There has been considerable publicity in the media recently about respiratory problems caused to people from the cutting of engineered stone kitchen benches. As the engineered stone is cut to fit the required benchtop, the resulting dust can cause various respiratory diseases, the most common of which is silicosis.
Several legal issues can then arise.
What is silicosis?
Silicosis is a lung disease which can afflict people who breathe in dust which contains silica, which is a tiny crystal found in rock, sand and some mineral ores. Over time, it creates scarring of the lungs, which then leads to breathing problems and other associated difficulties. For instance, silicosis can sometimes lead to lung cancer.
Silicosis can vary in intensity, which in turn has an impact on the length of time between the exposure to silica and the onset of the disease. If someone has acute silicosis, then the symptoms could manifest themselves within weeks or months of that person being exposed to the silica dust. These symptoms start with a cough, and may progress to fever, chest pain and general difficulty with breathing.
Much more commonly, someone with chronic silicosis will not start to experience symptoms until decades after their exposure to silica dust. In many of the silicosis cases currently before the Dust Diseases Tribunal, the plaintiff was exposed to silica dust – often in several positions of employment – in the 1960s to the 1980s.
Historically, silicosis was relatively common in Australia in that era, being particularly prevalent in the demolition and construction industries. It also tended to afflict workers who were required to cut into the sandstone which lies beneath so much of the Sydney metropolitan area.
As knowledge of the disease grew, so did the extent of relevant preventative measures, which is why the current influx of claims from people working with engineered stone products has come as a very unwelcome surprise.
There has been a suggestion in the media that some of the engineered stone companies are finding it very difficult to obtain public or products liability insurance. Such insurance would potentially cover a company if it was sued by a customer or contractor who had acquired silicosis from dust being liberated from the cutting of a stone kitchen bench. For similar reasons, most modern public and product liability policies exclude cover for injuries acquired from the inhalation of asbestos products.
However, different considerations apply when the person who has inhaled the silica is an employee of an engineered stone company.
Where the injured person is an employee of the company, a workers compensation claims manager needs to be alert to the benefits made available to the worker by icare Dust Diseases Care. In other words, a case manager needs to remember that silicosis (and indeed other compensable respiratory claims which are classified under the Dust Diseases Tribunal Act as “dust-related conditions”) are handled in a very specific way.
For the same reason, it is important to bear in mind that people with silicosis, or any dust disease, cannot bring a claim for work injury damages in the Supreme Court or District Court. Rather, the Dust Diseases Tribunal Act stipulates that any claim for damages arising from a dust-related condition disease (a term which is defined in the Act) must be brought in the Dust Diseases Tribunal, not in any other court or tribunal.
Further complications arise when identifying the correct insurer to respond to a claim for silicosis or any other dust disease. Some people mistakenly think that it is the insurer on risk when the worker’s symptoms emerge which is the relevant insurer to look after the claim.

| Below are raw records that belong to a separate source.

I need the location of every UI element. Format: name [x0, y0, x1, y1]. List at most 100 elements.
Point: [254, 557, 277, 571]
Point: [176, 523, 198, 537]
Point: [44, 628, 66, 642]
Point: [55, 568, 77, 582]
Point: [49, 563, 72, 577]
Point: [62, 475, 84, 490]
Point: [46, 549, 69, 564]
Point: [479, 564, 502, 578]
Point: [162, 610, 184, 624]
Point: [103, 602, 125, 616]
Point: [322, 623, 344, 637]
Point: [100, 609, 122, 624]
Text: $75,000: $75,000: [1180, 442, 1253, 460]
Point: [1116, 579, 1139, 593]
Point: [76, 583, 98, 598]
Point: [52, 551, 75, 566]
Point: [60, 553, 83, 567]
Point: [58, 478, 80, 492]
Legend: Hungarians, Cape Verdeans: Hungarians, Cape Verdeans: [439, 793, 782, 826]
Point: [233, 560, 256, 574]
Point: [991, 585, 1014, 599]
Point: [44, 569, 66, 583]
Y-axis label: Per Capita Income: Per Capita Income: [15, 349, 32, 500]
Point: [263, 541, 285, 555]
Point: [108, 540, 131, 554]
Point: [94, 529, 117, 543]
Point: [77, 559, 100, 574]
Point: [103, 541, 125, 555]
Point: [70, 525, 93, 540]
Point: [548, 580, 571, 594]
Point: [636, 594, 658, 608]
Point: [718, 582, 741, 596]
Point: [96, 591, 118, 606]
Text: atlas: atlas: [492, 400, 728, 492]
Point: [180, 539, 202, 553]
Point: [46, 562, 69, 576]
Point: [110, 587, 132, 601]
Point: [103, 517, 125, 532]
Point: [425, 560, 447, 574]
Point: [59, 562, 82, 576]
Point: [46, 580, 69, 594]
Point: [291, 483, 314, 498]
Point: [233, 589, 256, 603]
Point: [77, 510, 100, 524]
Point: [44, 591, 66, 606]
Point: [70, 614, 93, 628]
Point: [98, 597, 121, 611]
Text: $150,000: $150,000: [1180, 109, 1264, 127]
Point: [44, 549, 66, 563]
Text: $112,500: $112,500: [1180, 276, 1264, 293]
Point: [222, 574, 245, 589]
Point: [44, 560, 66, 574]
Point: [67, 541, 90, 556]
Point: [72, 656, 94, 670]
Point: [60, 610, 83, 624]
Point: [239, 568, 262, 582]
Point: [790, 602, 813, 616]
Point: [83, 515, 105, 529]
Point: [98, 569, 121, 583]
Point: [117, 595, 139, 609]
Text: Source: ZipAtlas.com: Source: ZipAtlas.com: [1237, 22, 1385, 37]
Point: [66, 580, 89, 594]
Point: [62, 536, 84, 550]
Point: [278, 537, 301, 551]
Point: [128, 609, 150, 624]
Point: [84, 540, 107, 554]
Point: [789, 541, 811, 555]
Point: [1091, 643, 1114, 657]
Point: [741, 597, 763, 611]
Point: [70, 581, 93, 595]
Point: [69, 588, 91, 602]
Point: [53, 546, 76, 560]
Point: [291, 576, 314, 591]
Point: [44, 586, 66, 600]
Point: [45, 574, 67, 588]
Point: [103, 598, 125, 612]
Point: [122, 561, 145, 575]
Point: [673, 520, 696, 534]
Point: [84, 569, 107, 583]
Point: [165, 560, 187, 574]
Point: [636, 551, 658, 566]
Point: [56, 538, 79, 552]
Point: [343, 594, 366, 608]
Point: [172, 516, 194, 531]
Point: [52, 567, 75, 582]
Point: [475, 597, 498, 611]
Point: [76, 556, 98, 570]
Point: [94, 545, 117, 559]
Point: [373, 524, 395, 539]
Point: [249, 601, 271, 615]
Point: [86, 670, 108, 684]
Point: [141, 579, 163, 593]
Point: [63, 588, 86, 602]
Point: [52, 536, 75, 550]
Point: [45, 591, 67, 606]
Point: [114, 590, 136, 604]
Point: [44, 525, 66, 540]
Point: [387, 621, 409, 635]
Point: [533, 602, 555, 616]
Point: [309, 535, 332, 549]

In fact, the High Court has made clear that the worker suffers an “injury” at the time the silica dust or asbestos is inhaled, even though that worker may have no symptoms of ill-health for years or decades. Because the “injury” is deemed to have occurred at the time of inhalation, it is the insurance policy which is current at that time which needs to respond to the claim. This means that a company often needs to trawl back through its insurance records from decades ago; good record-keeping is king!
Many workers who suffer from silicosis will have been exposed to silica dust in more than one position of employment. However, silicosis is regarded by the medical and legal profession as being what is known as a “divisible disease”, which in practical terms means that each employer (and its workers compensation insurer) should only be liable for the extent to which that employer contributed to the plaintiff’s overall respiratory symptoms. This assessment is not always easy to make.
It is very unfortunate that this recent resurgence of silicosis claims has occurred, at a time when it was thought, and hoped, that the disease was fading away. This in turn means that workers compensation claims managers can potentially find themselves handling a type of claim with which they have very little familiarity.
It is imperative that claims handlers immediately realise the special legal, medical and insurance issues which accompany claims by workers who suffer respiratory problems from dust-related conditions such as silicosis.
The first and most important step for a claims handler is to recognise from the outset that a substantially different approach needs to be taken to these claims. Unfortunately, it will now be less of a surprise to find a silicosis claim come across your desk than was the case in even the recent past. Even so, the claims handler needs to be alert.